Besides these cuts, Rybak said any other impact from the sequester would be more indirect — such as a corresponding dip in the consumer economy. He said he worries that Target and Best Buy,which are headquartered in Minneapolis, might have declining sales if customers nationwide spend less amid the uncertainty.
For Hennepin County, which encompasses Minneapolis and many of its suburbs, the impact would be minimal, said Mike Opat, chairman of Hennepin County Board of Commissioners.
“If you’re not receiving a check or food stamps, you’re probably not likely to hear the impact of the sequester immediately,” he said. “If there are teachers that are laid off, that would be one example, but the general middle-class citizen is not going to feel this right away.”
The same cannot be said for military communities like Newport News, where Obama visited a nuclear submarine factory on Tuesday to sound the alarm about deep defense cuts.
In Hinesville, Ga., where Fort Stewart dominates the local economy, Mayor James Thomas Jr. said the sequester would have a $56 million impact, forcing furloughs at the massive Army post. He said it would be the biggest blow to Hinesville’s businesses since the Persian Gulf War in 1990, when thousands of U.S. troops deployed to Kuwait.

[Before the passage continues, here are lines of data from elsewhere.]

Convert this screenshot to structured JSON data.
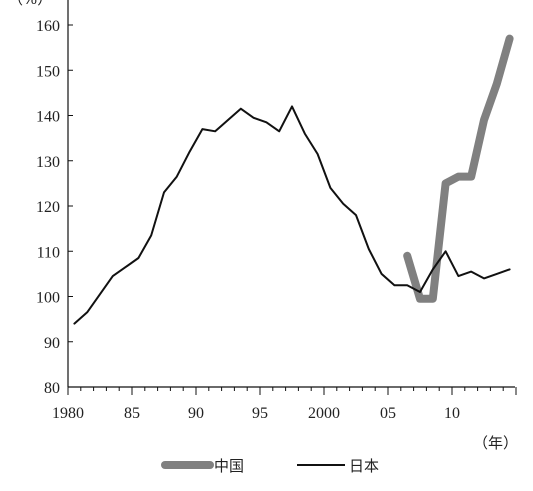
{
  "chart_data": {
    "type": "line",
    "y_unit_label": "（%）",
    "x_unit_label": "（年）",
    "ylim": [
      80,
      160
    ],
    "xlim": [
      1980,
      2015
    ],
    "y_ticks": [
      80,
      90,
      100,
      110,
      120,
      130,
      140,
      150,
      160
    ],
    "y_tick_labels": [
      "80",
      "90",
      "100",
      "110",
      "120",
      "130",
      "140",
      "150",
      "160"
    ],
    "x_ticks": [
      1980,
      1985,
      1990,
      1995,
      2000,
      2005,
      2010
    ],
    "x_tick_labels": [
      "1980",
      "85",
      "90",
      "95",
      "2000",
      "05",
      "10"
    ],
    "grid": false,
    "legend_position": "bottom",
    "series": [
      {
        "name": "中国",
        "color": "#808080",
        "style": "thick",
        "x": [
          2006.5,
          2007.5,
          2008.5,
          2009.5,
          2010.5,
          2011.5,
          2012.5,
          2013.5,
          2014.5
        ],
        "y": [
          109,
          99.5,
          99.5,
          125,
          126.5,
          126.5,
          139,
          147,
          157
        ]
      },
      {
        "name": "日本",
        "color": "#111111",
        "style": "thin",
        "x": [
          1980.5,
          1981.5,
          1982.5,
          1983.5,
          1984.5,
          1985.5,
          1986.5,
          1987.5,
          1988.5,
          1989.5,
          1990.5,
          1991.5,
          1992.5,
          1993.5,
          1994.5,
          1995.5,
          1996.5,
          1997.5,
          1998.5,
          1999.5,
          2000.5,
          2001.5,
          2002.5,
          2003.5,
          2004.5,
          2005.5,
          2006.5,
          2007.5,
          2008.5,
          2009.5,
          2010.5,
          2011.5,
          2012.5,
          2013.5,
          2014.5
        ],
        "y": [
          94,
          96.5,
          100.5,
          104.5,
          106.5,
          108.5,
          113.5,
          123,
          126.5,
          132,
          137,
          136.5,
          139,
          141.5,
          139.5,
          138.5,
          136.5,
          142,
          136,
          131.5,
          124,
          120.5,
          118,
          110.5,
          105,
          102.5,
          102.5,
          101,
          106,
          110,
          104.5,
          105.5,
          104,
          105,
          106
        ]
      }
    ]
  }
}
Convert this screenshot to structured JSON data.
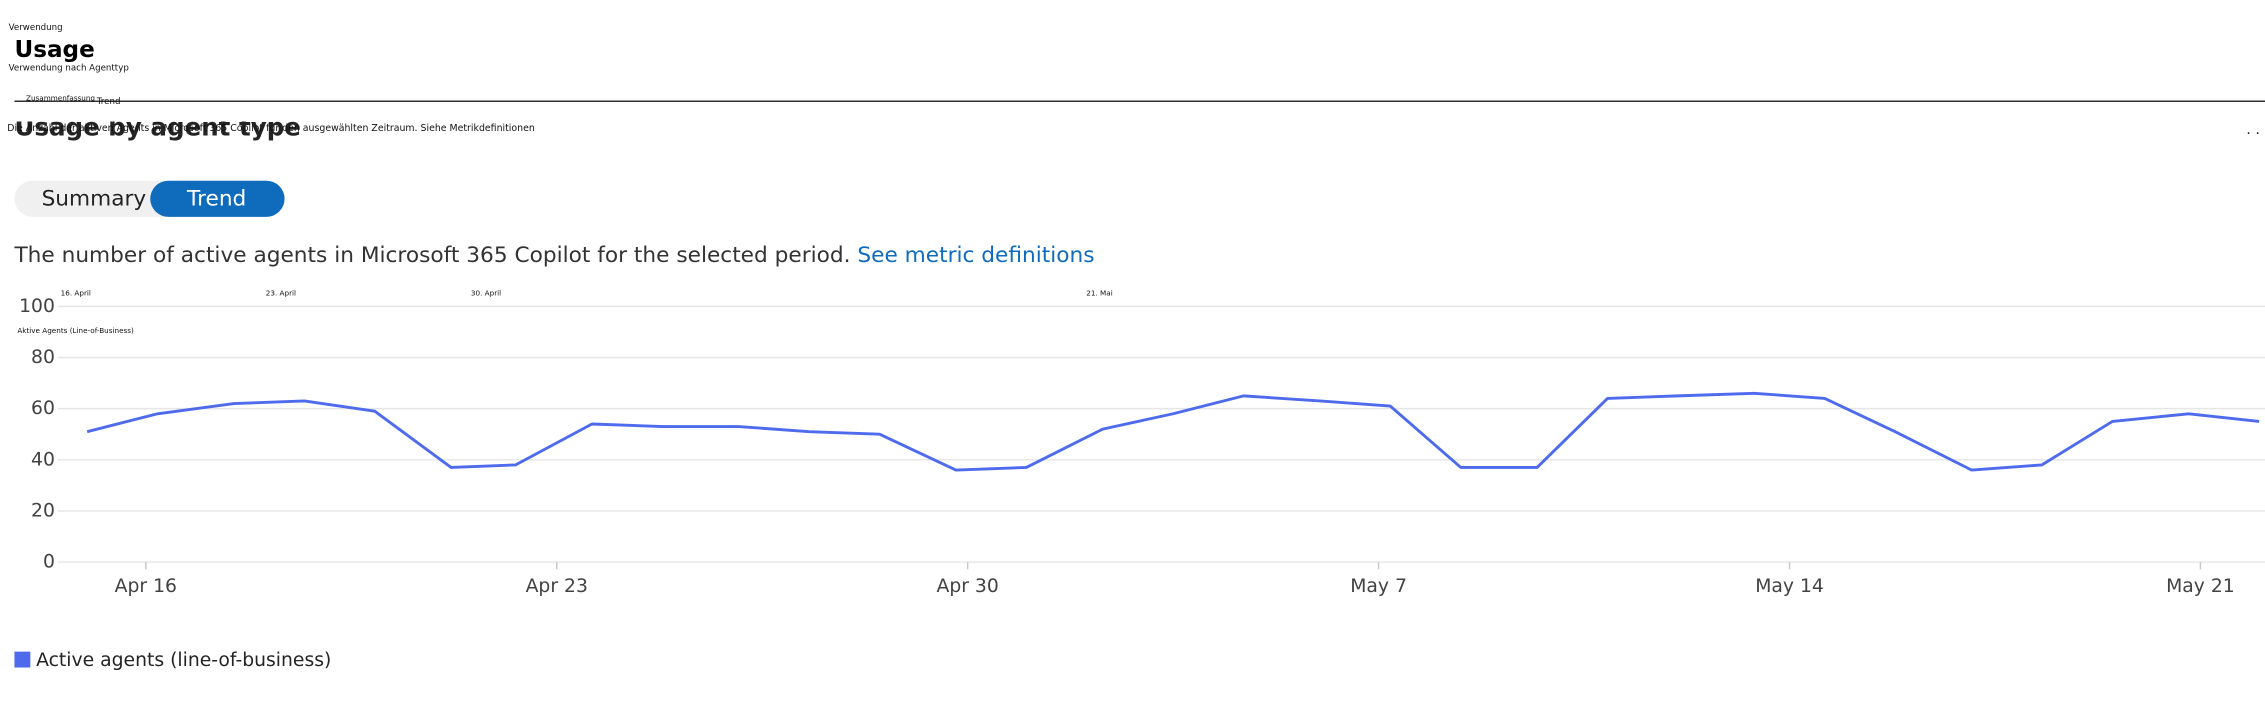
{
  "overlay": {
    "breadcrumb": "Verwendung",
    "subtitle": "Verwendung nach Agenttyp",
    "tab_summary": "Zusammenfassung",
    "tab_trend": "Trend",
    "description": "Die Anzahl der aktiven Agents in Microsoft 365 Copilot für den ausgewählten Zeitraum. Siehe Metrikdefinitionen",
    "dates": [
      "16. April",
      "23. April",
      "30. April",
      "21. Mai"
    ],
    "series_label": "Aktive Agents (Line-of-Business)"
  },
  "header": {
    "title": "Usage",
    "section_title": "Usage by agent type",
    "more": ". ."
  },
  "toggle": {
    "options": [
      "Summary",
      "Trend"
    ]
  },
  "description": {
    "text": "The number of active agents in Microsoft 365 Copilot for the selected period.",
    "link": "See metric definitions"
  },
  "chart_data": {
    "type": "line",
    "x": [
      0,
      1.2,
      2.5,
      3.7,
      4.9,
      6.2,
      7.3,
      8.6,
      9.8,
      11.1,
      12.3,
      13.5,
      14.8,
      16.0,
      17.3,
      18.5,
      19.7,
      21.0,
      22.2,
      23.4,
      24.7,
      25.9,
      27.1,
      28.4,
      29.6,
      30.8,
      32.1,
      33.3,
      34.5,
      35.8,
      37.0
    ],
    "series": [
      {
        "name": "Active agents (line-of-business)",
        "color": "#4f6bed",
        "values": [
          51,
          58,
          62,
          63,
          59,
          37,
          38,
          54,
          53,
          53,
          51,
          50,
          36,
          37,
          52,
          58,
          65,
          63,
          61,
          37,
          37,
          64,
          65,
          66,
          64,
          51,
          36,
          38,
          55,
          58,
          55
        ]
      }
    ],
    "xlim": [
      -0.5,
      37.1
    ],
    "xticks": [
      {
        "value": 1,
        "label": "Apr 16"
      },
      {
        "value": 8,
        "label": "Apr 23"
      },
      {
        "value": 15,
        "label": "Apr 30"
      },
      {
        "value": 22,
        "label": "May 7"
      },
      {
        "value": 29,
        "label": "May 14"
      },
      {
        "value": 36,
        "label": "May 21"
      }
    ],
    "ylim": [
      0,
      100
    ],
    "yticks": [
      0,
      20,
      40,
      60,
      80,
      100
    ],
    "grid": true,
    "legend": "bottom-left"
  }
}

“This is serious,” Thomas said, echoing the concerns of Corbin, the mayor of Killeen. “When you have a military installation next to your city, you’ve got to be very concerned about anything that affects them because it affects us all.”
There are similar worries along Arizona’s border with Mexico, where agents with the U.S. Border Patrol are bracing for furloughs. Art Del Cueto, president of Local 2544, the union that represents more than 3,000 border patrol agents, said the forced time off would mean pay cuts of up to 40 percent.
“Who in this country can afford a 40 percent pay cut?” Del Cueto said. “If they’re saying it’s not going to have an impact, that’s lying. They need to come down here and walk in the agents’ boots.”